Die historisch beispiellose Alterung der Bevölkerung in grossen Teilen der Welt und die Entkoppelung von Geld und Gold ermöglichten nie gesehene Höhenflüge von Schuld- und Vermögensaggregaten. Jetzt verdeutlichen sich die Anzeichen, dass die Höhenflüge ihren Zenit erreichen und in Disruption münden, schreibt Thomas Signer in seinem Beitrag für finews.first.


In dieser Rubrik nehmen Autorinnen und Autoren Stellung zu Wirtschafts- und Finanzthemen.


Wir denken beim Wort «Disruption» oftmals vorab an technologischen Fortschritt oder Naturereignisse. Disruption ist aber auch die natürliche Folge, wenn Feedback-Mechanismen unterdrückt werden, sprich wenn in das Spiel der Marktkräfte eingegriffen wird. Das Unterdrücken von Feedback, respektive Marktprozessen, führt zum Aufbau von Spannung.

Dieser Prozess ist am globalen Kapitalmarkt seit langem am Laufen. Ein geringfügiger Auslöser respektive «Trigger» genügt dann, um die Gemengelage kräftig zu erschüttern. Mit erheblicher Disruption ist besonders in entwickelten Ländern zu rechnen, aufgrund der Veränderung der Wechselwirkung zweier eigentlicher Nova in der Menschheitsgeschichte.

«Das zweite Novum betrifft die fundamentale Veränderung von Geld»

Das eine Novum betrifft die historisch einmalige Alterung der Gesellschaften, die sich mit Ausnahme von zahlreichen afrikanischen und vereinzelten Ländern in Asien und dem Mittleren Osten, praktisch weltweit ab den 1970er-Jahren beschleunigt hat. Inzwischen liegt das Durchschnittsalter der Bevölkerung in vielen Ländern bei mehr als vierzig Jahren. In Japan bereits bei knapp fünfzig Jahren.

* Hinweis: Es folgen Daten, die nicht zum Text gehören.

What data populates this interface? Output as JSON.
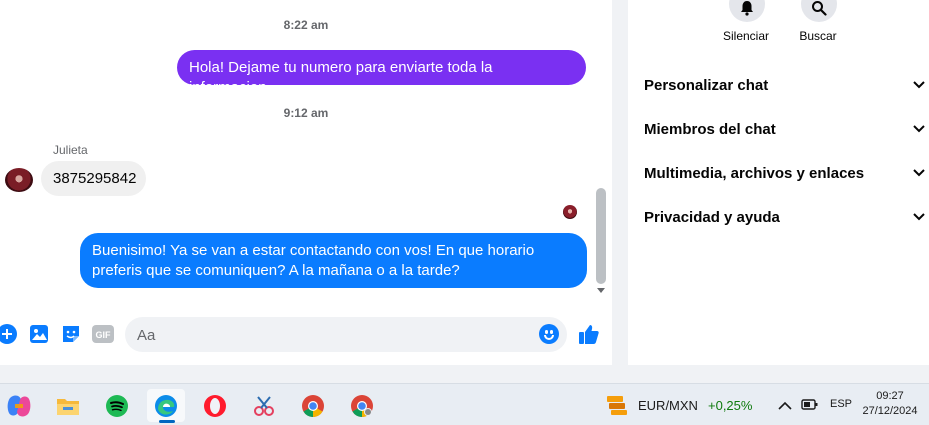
{
  "conversation": {
    "timestamps": [
      "8:22 am",
      "9:12 am"
    ],
    "messages": [
      {
        "from": "me",
        "text": "Hola! Dejame tu numero para enviarte toda la informacion"
      },
      {
        "from": "Julieta",
        "text": "3875295842"
      },
      {
        "from": "me",
        "text_lines": [
          "Buenisimo! Ya se van a estar contactando con vos! En que horario",
          "preferis que se comuniquen? A la mañana o a la tarde?"
        ]
      }
    ],
    "sender_name": "Julieta"
  },
  "composer": {
    "placeholder": "Aa",
    "icons": [
      "plus-circle-icon",
      "photo-icon",
      "sticker-icon",
      "gif-icon",
      "emoji-icon",
      "thumbs-up-icon"
    ],
    "gif_label": "GIF"
  },
  "side_panel": {
    "actions": [
      {
        "label": "Silenciar",
        "icon": "bell-icon"
      },
      {
        "label": "Buscar",
        "icon": "search-icon"
      }
    ],
    "sections": [
      "Personalizar chat",
      "Miembros del chat",
      "Multimedia, archivos y enlaces",
      "Privacidad y ayuda"
    ]
  },
  "taskbar": {
    "apps": [
      "copilot",
      "file-explorer",
      "spotify",
      "edge",
      "opera",
      "snipping-tool",
      "chrome",
      "chrome-profile"
    ],
    "active_app": "edge",
    "ticker": {
      "pair": "EUR/MXN",
      "change": "+0,25%",
      "change_color": "#0e7a0d"
    },
    "language": "ESP",
    "time": "09:27",
    "date": "27/12/2024"
  },
  "colors": {
    "accent_purple": "#7a30f2",
    "accent_blue": "#0a7cff",
    "messenger_blue": "#0a7cff"
  }
}
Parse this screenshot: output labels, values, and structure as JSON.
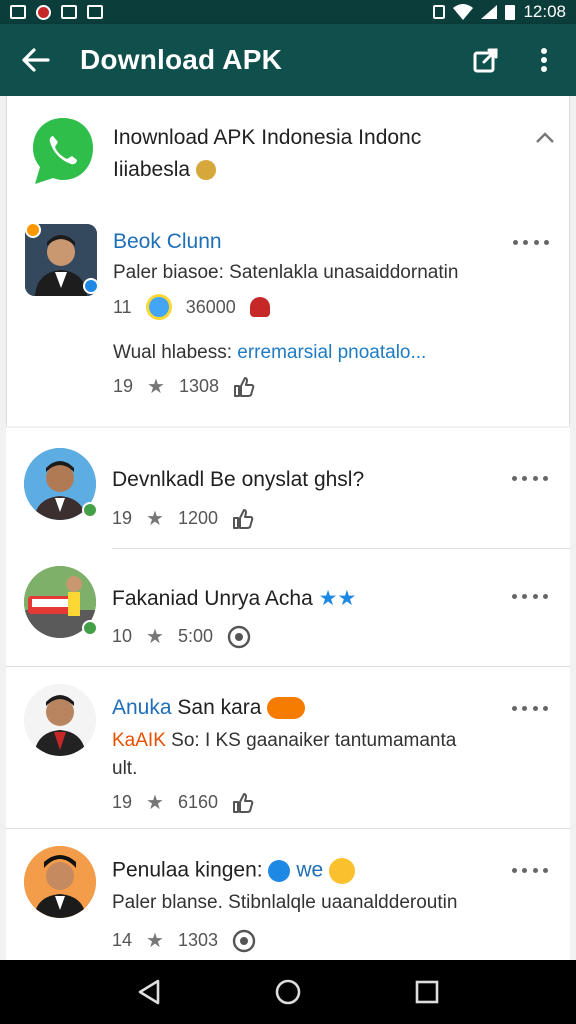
{
  "status_bar": {
    "time": "12:08"
  },
  "app_bar": {
    "title": "Download APK"
  },
  "group": {
    "title_line1": "Inownload APK Indonesia Indonc",
    "title_line2": "Iiiabesla"
  },
  "items": [
    {
      "name": "Beok Clunn",
      "subtitle": "Paler biasoe: Satenlakla unasaiddornatin",
      "meta_count": "11",
      "meta_value": "36000",
      "extra_prefix": "Wual hlabess:",
      "extra_link": "erremarsial pnoatalo...",
      "extra_meta_count": "19",
      "extra_meta_value": "1308"
    },
    {
      "name": "Devnlkadl Be onyslat ghsl?",
      "meta_count": "19",
      "meta_value": "1200"
    },
    {
      "name": "Fakaniad Unrya Acha",
      "meta_count": "10",
      "meta_value": "5:00"
    },
    {
      "name_blue": "Anuka",
      "name_rest": "San kara",
      "subtitle_orange": "KaAIK",
      "subtitle_line1": "So: I KS gaanaiker tantumamanta",
      "subtitle_line2": "ult.",
      "meta_count": "19",
      "meta_value": "6160"
    },
    {
      "name": "Penulaa kingen:",
      "name_tag": "we",
      "subtitle": "Paler blanse. Stibnlalqle uaanaldderoutin",
      "meta_count": "14",
      "meta_value": "1303"
    }
  ],
  "colors": {
    "app_bar": "#0f4f4c",
    "status_bar": "#0b3d3a",
    "link": "#1e7bc4",
    "accent_green": "#43a047"
  }
}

Das zweite Novum betrifft die fundamentale Veränderung von Geld, die mit dem Ende des Bretton-Wood-Systems Anfang der 1970er Jahre eintrat. Fast zum selben Zeitpunkt, als sich die Alterung der Gesellschaften zu beschleunigen begann, wurde eine letzte, wenn auch nur mehr indirekte Bindung von Geld an das begrenzte physische Gut Gold aufgehoben. «FIAT-Geld» wurde erneut Realität.

«Dies stellt ein eigentliches Wunder in der Menschheitsgeschichte dar»

In früheren Perioden, in denen FIAT-Geld im Umlauf war, verlor Geld im Allgemeinen schnell an Wert und wurde entsprechend abgelehnt und ersetzt. Nichts dergleichen ist seit Anfang der 1980er-Jahre geschehen. Vor dem Hintergrund fallender Inflation und Zinsen behielt FIAT-Geld seinen Wert erstaunlich gut. Dies stellt ein eigentliches Wunder in der Menschheitsgeschichte dar.

Vieles spricht dafür, dass die rapide einsetzende Alterung im Wesentlichen dieses Wunder massgeblich begründete. Die Alterung wirkte als disinflationäre Kraft über einen langen Zeitraum. FIAT-Geld erlaubte eine enorme Geldschöpfung, was sich in explodierenden Schulden- und Vermögensaggregaten niederschlug. Des einen Schulden sind schliesslich des andern Vermögen.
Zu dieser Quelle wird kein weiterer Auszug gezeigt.